I’m still setting up the test environment to look at this, but first I thought it would be worth showing this pretty picture:
This chart shows how redo log sync time (eg, time taken to COMMIT) varies with the amount of redo information written since the last COMMIT. There is a slight overall upwards trend, but the really noticeable trend is the “sawtooth” effect, which I’ve highlighted below:
Can you guess what causes this?
I think it’s pretty clear that we are seeing the effect of redo buffer flushing. Remember, when you write redo entries, they are written to the redo buffer (or sometimes a strand). Oracle flushes the buffer when you commit, but also flushes it when it is 1/3rd full, after 3 seconds (I think from memory) or after 1MB of redo entries. Given that, we can see what happens when we commit:
- If there has been no redo log flush since we started writing, we have to wait while LGWR writes all the entries to disk
- If a redo log flush occurs after we have written our entries but before we COMMIT, then we have to write virtually nothing (but a COMMIT marker I suppose)
- Between the two scenarios, we may have to write some of our redo log entries. However, we should never have to write more than about 1MB
In the chart above we can clearly see the redo log flushes occurring at 1MB intervals.
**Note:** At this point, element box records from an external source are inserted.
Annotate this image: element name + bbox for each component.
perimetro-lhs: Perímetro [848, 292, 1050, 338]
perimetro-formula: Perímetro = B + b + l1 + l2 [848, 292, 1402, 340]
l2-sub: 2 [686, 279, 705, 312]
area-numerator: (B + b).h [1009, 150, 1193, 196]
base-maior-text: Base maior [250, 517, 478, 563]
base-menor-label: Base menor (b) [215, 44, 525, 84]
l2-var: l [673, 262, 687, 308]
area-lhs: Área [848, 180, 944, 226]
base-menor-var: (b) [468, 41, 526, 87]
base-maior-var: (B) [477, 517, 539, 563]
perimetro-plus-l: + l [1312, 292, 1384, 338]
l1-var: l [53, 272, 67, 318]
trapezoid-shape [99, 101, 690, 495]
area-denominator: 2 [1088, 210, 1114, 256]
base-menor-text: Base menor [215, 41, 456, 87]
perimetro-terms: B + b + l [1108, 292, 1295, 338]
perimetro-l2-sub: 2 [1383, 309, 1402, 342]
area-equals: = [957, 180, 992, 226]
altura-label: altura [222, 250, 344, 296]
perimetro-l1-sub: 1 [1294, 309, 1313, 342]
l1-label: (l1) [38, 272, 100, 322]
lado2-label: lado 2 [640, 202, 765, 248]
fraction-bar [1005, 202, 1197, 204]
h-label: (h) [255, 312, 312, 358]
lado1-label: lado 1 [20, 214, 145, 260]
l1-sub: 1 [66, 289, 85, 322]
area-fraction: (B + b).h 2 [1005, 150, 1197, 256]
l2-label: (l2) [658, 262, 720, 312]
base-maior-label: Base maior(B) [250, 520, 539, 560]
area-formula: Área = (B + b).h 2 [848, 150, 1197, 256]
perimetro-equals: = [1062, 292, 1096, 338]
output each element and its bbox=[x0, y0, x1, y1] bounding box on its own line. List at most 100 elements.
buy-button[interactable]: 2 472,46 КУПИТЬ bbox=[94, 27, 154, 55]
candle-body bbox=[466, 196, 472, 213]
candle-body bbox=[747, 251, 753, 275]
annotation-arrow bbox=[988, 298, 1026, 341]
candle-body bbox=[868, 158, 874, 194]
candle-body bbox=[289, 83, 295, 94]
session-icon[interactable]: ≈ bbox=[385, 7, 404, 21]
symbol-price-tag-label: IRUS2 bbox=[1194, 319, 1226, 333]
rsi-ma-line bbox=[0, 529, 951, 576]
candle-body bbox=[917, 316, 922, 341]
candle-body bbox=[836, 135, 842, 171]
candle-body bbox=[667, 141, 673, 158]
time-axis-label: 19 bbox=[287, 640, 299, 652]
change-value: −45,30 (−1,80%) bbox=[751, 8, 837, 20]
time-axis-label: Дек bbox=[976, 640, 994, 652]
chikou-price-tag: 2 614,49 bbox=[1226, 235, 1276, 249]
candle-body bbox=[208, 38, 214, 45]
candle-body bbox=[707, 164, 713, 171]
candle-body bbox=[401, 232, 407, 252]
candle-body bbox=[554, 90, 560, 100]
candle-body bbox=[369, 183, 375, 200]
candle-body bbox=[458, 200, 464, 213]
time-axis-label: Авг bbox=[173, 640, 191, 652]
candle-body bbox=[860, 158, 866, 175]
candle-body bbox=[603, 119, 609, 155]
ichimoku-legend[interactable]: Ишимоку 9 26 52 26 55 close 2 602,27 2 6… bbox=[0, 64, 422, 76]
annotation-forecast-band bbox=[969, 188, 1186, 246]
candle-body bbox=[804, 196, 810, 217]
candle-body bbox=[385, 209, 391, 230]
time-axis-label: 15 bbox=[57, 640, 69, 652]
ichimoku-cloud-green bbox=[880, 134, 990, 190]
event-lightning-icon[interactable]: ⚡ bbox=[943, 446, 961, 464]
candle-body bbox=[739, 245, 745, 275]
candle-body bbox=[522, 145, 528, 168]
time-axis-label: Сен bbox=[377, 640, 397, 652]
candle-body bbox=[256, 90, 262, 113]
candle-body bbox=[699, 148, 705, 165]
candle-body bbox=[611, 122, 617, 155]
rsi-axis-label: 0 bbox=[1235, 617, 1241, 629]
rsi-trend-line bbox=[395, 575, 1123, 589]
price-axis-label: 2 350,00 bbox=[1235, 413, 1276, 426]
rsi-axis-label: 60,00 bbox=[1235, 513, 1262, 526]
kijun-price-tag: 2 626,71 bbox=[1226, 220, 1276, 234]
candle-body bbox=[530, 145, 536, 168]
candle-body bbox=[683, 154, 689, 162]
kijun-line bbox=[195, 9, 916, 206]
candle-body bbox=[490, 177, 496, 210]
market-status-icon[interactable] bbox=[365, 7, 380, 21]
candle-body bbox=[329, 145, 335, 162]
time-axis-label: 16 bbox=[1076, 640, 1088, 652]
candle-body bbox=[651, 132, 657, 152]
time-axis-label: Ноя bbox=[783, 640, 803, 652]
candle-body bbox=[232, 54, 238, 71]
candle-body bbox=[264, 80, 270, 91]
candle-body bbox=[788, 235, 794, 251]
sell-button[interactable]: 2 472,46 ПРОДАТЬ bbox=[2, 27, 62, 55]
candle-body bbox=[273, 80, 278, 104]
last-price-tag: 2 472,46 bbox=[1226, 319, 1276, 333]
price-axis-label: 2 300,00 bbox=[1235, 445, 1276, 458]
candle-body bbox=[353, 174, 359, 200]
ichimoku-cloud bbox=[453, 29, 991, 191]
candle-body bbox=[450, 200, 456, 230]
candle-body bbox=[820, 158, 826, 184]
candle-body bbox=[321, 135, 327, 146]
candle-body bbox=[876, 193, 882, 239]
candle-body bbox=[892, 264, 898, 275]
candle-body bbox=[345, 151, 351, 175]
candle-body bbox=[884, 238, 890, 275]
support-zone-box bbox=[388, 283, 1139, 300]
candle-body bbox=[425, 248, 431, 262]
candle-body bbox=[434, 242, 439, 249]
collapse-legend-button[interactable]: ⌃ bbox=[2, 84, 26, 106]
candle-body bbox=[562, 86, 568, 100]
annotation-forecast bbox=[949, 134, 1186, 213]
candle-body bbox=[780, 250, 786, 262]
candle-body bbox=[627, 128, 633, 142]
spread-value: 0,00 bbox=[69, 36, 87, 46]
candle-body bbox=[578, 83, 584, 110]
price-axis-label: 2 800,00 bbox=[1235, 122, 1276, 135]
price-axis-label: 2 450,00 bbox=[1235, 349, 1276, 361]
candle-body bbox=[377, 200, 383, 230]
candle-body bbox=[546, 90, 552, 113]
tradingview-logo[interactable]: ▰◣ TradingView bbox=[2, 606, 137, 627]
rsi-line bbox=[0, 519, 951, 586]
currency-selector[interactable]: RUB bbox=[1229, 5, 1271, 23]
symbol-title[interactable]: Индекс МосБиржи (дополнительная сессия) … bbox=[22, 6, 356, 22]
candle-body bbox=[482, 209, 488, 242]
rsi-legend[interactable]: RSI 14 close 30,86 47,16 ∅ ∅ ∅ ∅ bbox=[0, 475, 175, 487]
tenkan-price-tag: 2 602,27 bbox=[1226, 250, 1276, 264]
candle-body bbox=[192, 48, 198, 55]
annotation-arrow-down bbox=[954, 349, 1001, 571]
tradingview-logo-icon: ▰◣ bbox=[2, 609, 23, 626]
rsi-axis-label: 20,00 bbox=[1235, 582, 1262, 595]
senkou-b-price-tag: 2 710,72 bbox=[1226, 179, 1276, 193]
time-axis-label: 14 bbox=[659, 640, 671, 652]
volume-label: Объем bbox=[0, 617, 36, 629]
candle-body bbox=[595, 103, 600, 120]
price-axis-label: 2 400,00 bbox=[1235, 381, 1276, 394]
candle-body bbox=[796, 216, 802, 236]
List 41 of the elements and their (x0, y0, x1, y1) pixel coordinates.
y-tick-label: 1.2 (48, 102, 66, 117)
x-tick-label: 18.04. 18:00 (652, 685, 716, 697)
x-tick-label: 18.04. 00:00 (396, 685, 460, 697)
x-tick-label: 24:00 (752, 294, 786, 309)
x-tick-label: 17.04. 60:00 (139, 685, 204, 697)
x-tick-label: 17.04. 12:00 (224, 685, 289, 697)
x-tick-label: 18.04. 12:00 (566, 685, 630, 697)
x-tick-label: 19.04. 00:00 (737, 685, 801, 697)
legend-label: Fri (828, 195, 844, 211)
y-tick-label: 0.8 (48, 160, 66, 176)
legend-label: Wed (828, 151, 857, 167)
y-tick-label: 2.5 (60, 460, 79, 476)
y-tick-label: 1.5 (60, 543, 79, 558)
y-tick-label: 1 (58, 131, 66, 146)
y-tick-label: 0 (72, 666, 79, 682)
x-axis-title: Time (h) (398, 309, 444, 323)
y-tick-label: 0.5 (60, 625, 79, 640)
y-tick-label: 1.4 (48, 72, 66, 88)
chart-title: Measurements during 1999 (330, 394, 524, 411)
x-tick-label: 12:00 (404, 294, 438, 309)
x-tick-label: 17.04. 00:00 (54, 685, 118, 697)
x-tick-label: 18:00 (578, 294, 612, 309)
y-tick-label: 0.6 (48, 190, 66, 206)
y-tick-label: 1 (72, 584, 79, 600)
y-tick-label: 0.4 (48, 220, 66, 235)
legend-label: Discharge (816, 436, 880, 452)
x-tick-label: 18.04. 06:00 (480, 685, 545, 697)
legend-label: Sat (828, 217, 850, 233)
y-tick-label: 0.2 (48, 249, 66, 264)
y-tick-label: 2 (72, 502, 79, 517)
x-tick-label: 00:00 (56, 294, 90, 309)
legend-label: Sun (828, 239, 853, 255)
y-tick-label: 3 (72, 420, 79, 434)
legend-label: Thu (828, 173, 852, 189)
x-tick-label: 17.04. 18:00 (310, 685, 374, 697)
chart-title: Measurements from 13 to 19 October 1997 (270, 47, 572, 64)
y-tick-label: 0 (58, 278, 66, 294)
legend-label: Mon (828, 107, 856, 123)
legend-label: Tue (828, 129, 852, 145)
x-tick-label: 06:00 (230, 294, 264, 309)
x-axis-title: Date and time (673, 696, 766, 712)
If we write less than 1MB we generally have to write it all, above 1MB we only have to write a portion of the redo entry. Note that on this system, I was pretty much the only session doing significant activity, so the pattern is very clear. On a busy system the effect would be randomized by others causing flushes to occur.
Hopefully I’ll soon be able to compare HDD and SSD performance to see if there are any significant differneces to these trends – the above data was generated by redo on SSD.
Reader Comments (2)
Guy, I'm struggling to understand what you mean by this statement:
"For small sequential writes to SSD, each successive write will invoke an erase of a complete NAND page, whereas in a larger sequential write this will not occur since each write will hit different pages."
Any write to an SSD will require an available empty page in which the data can be stored. Unless the SSD is brand new it's likely that the page will need to be erased first. However, every SSD I know of performs page erasing as a background garbage collection process. There are therefore two situations to consider.
Firstly there is the situation where garbage collection is able to keep pace with the rate of change, i.e. there are always erased, empty pages available for data to be written in. In this case it doesn't matter what size the redo writes are as we have no performance degradation.
The second case, which I believe you are referring to when you say "each successive write will invoke an erase of a complete NAND page" is that of foreground garbage collection, where the writing process has to wait until the target page is erased. This happens when background garbage collection is unable to keep up with the rate of change and results in a steep decline in performance (the so-called "write cliff"). SSDs and PCIe flash cards are more prone to this situation than all flash arrays because they are effectively silos of flash.
The bit I don't understand from your article is, "in a larger sequential write this will not occur since each write will hit different pages". In background garbage collection we have no issues so the size of the write is not relevant, while in foreground garbage collection a larger write will require more pages to be erased, so actually will suffer from even more performance issues.
What am I missing?
OK, so this is just a theory, so reader beware.
The theory is that when you do lots of small writes sequentially - really tiny redo log file sync operations for instance, then you'll hit the same block multiple times within a very short time interval. Using the normal erase-prevention routines would require that you pull a block off the free list for each operation - eventually running out of the freelist and hitting a cliff.
If the entries are large, then the number of pages being hit per second will be lower, and you won't hit the same page again until you've cycled through all your redo log groups. So that would suggest a lower rate of GC and less chance of hitting a cliff.
HOWEVER, my most recent performance tests don't bear this out so my theory is probably bunk :-)
But thanks for the comment, it really helps me think about this....